Она несколько раз глотнула воздуха, щелчком пальцев подозвала официанта, выхватила у него с подноса бокал с каким-то напитком — тот нес его к соседнему столику, но не посмел ослушаться — в два глотка осушила, с милой улыбкой вернула пустой бокал и отчеканила, от негодования то и дело сбиваясь на прозу:
— Вы назвали меня «писательницей»! Даже не писателем, увы! Вы разум брали у кого взаймы? Вы подчеркнуть осмелились мой пол! Унизить вы меня хотели этим! Серьезней оскорбления на свете я не слыхала. Никогда! Я не прозаик — слышите? — презренный! Слагать стихи — высокое искусство, не каждому оно дается в жизни, а прозой говорить умеют все! И даже вы, обычный человек, со мною изъясняетесь презренной прозой! — палец с накладным ногтем, украшенным стразами и росписью, уперся капитану прямо напротив сердца с такой точностью, словно великая Бриллиантина Перламутровая в юности работала наемным убийцей. Он даже вздрогнул.

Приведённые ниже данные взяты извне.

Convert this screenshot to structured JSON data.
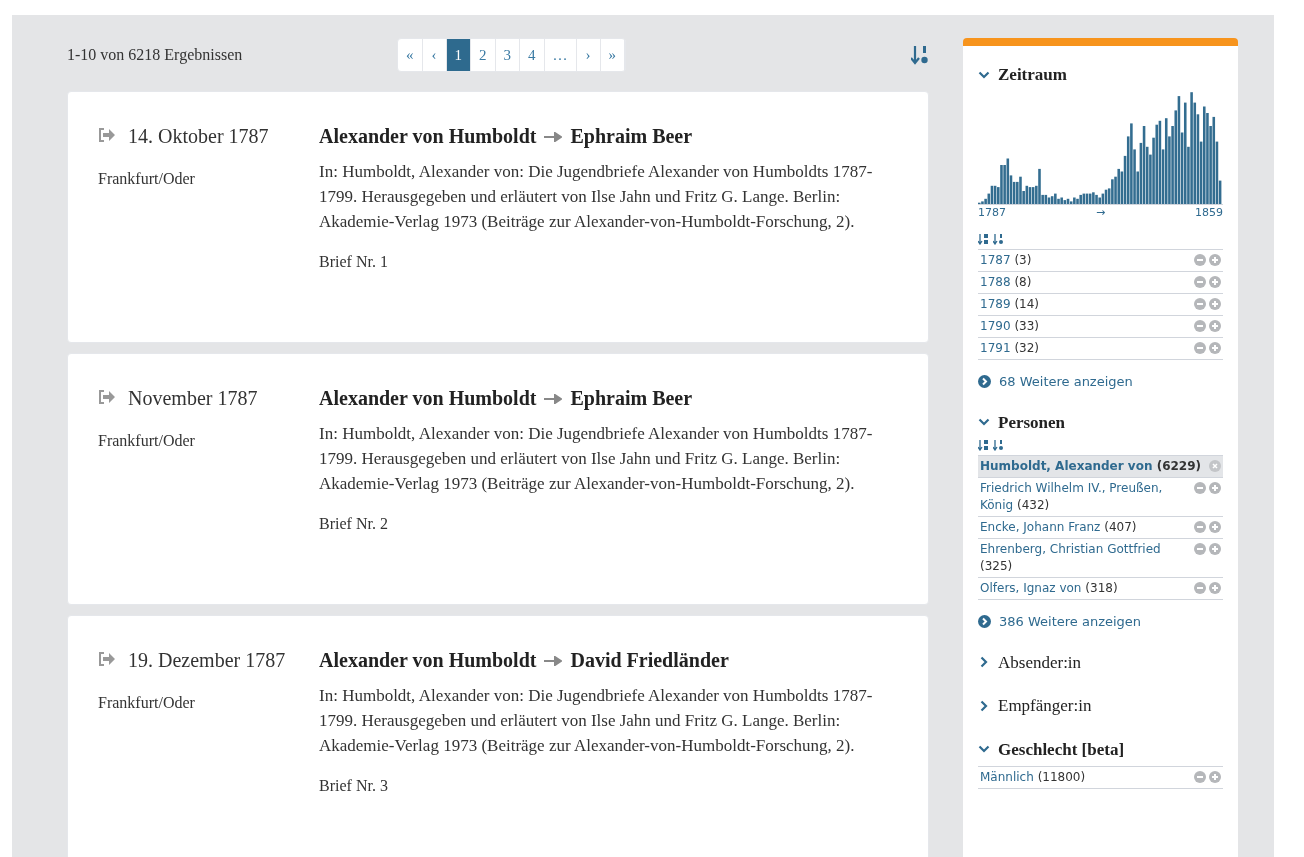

— Прошу меня извинить. Вы правы, мы тут на службе совсем…э-э…зачерствели! — промолвил он, про себя клянясь во что бы то ни стало уничтожить все записи этой беседы со всех камер видеонаблюдения.
Бриллиантина Перламутровая смерила мужчину долгим взглядом, скривилась, но все-таки произнесла:
— Прощение даровано!
— Но в таком случае, может быть, вы разъясните это досадное недоразумение? Дело в том, что на борту «Ордена…» еще никогда не было особ такого… уровня.
— Охотно, капитан, восполню ваш пробел. Меня должны вы звать всегда Поэтом. Однажды в юности, тому уж много лет, сказали мне, что я не поэтесса, а Поэт. Причем Поэт с заглавной буквы! Различье понимаете, надеюсь?
— Хм…да.
— Вот то-то, капитан! Теперь прошу сюда!
Переход от нотации к любезному приглашению был столь стремителен, что мужчина не успел опомниться, как его подхватили под локоток и уволокли к одному из вип-столиков. Там сидели двое — развязного вида пестро одетый и столь же пестро раскрашенный молодой мужчина с жеманными манерами и тихая серенькая девочка неопределенного возраста. Лет ей было, наверное, слегка за тридцать, но одевалась она так скромно и держалась так скованно, словно десятилетняя школьница.
Капитан подумал о своей дочке.
— Мой секретарь, — представила женщина-поэт серую мышку. — А это — мой стилист, — последовал кивок в сторону молодого человека. — Без них я никуда не улетаю. Еще есть мой любимый, мой единственный… племянник. Его здесь нет. Я по нему скучаю, — на миг лицо Бриллиантины стало таким постным, что капитан вспомнил тещу. — Милочка!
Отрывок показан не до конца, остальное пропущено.